Berliner Republik Allianz gegen Europa

Düsseldorf · Erdogan, Putin, bald vielleicht Trump – da zeichnet sich eine gefährliche Dreifaltigkeit ab, mehr als eine skurrile Freundschaft: ein Club der Demokratie-Verächter.

Berliner Republik: Allianz gegen Europa
Foto: Schwennicke

Erdogan, Putin, bald vielleicht Trump — da zeichnet sich eine gefährliche Dreifaltigkeit ab, mehr als eine skurrile Freundschaft: ein Club der Demokratie-Verächter.

Am Wochenende haben bis zu 40.000 türkische Mitbürger die Vorzüge einer freiheitlichen Demokratie genutzt, um für eine Autokratie und deren Führer zu demonstrieren. Das ist einigermaßen dialektisch und seit jeher Wesenskern dieser westlichen Staatsform: so etwas auszuhalten, zuzulassen. Diese Asymmetrie im Umgang mit ihren Gegnern macht seit jeher ihre Stärke und Größe aus. Eine Größe, die sie über andere Staatsformen erhaben macht.

Von Europa aus machte diese Staatsform Karriere, über ein Jahrtausend hinweg. Diese Staatsform und die mit ihr einhergehende Wirtschaftsform erwiesen sich dem Konkurrenzmodell des Kommunismus als überlegen. Sie wurden zu einem Exportartikel, zu einem angestrebten Zustand. Doch die globale Erfolgsgeschichte der Demokratie ist schon seit Längerem ins Stocken geraten. China und Russland sind für vordemokratische Regionen wie weite Teile Afrikas inzwischen nicht minder interessante Vorbilder, weil sie der Demokratie in der globalisierten Welt überlegen scheinen.

Nun kommt ein neues Phänomen hinzu: Die Demokratie gerät auch dort ins Hintertreffen, wo sie zu Hause ist oder sich mühsam etabliert hat. Sinnbild dafür ist einerseits eine Türkei, die sich gerade in rasendem Tempo in eine Diktatur namens Erdoganistan verwandelt und für die die Demonstranten in Köln ihr demokratisches Recht der freien und öffentlichen Meinungsäußerung in Anspruch nahmen. Sinnbild dafür sind aber auch die USA, in denen es im Bereich des Vorstellbaren liegt, dass Donald Trump im November Präsident wird.

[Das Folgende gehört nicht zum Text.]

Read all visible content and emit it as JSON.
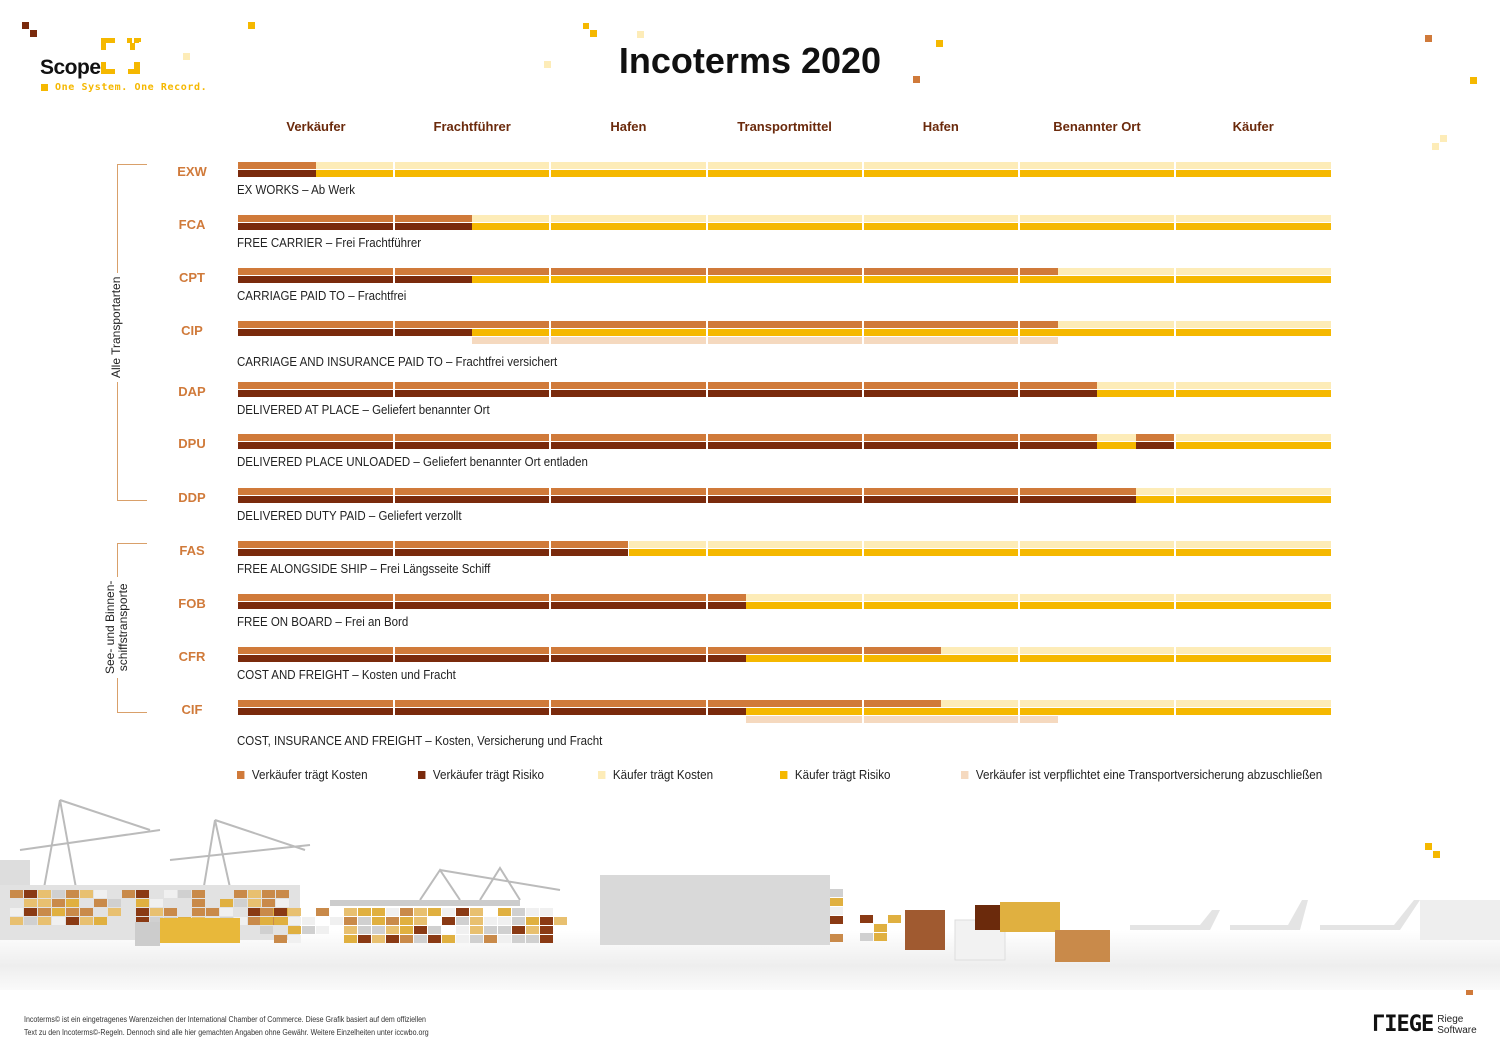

Eine gefährliche Dreifaltigkeit zeichnet sich daher ab, wenn sich nun Recep Tayyip Erdogan, Russlands Präsident Wladimir Putin und Trump wechselseitig ihrer Wertschätzung versichern. In dieser Wertschätzung des jeweils anderen liegt zugleich die Verachtung der westlichen Demokratie.

Die Verachtung ist so groß, dass Putin Erdogan blitzschnell sogar den abgeschossenen Kampfjet an der syrisch-türkischen Grenze verzieh, Trump schon ankündigt, Lettland oder überhaupt das Baltikum im Stich zu lassen, falls es sich russischer Aggression ausgesetzt sähe, und Putin in Trump einen Mann für talentiert und intelligent erklärt, den er noch nie in seinem Leben getroffen hat. Was sich hier formt, ist nicht nur eine skurrile Männerfreundschaft. Was sich hier formt, ist eine Allianz gegen Europa. Seine Stärke, seine Werte. Seine in Jahrtausenden herausgebildete Staatsform, die Churchill einmal die beste unter allen schlechten nannte.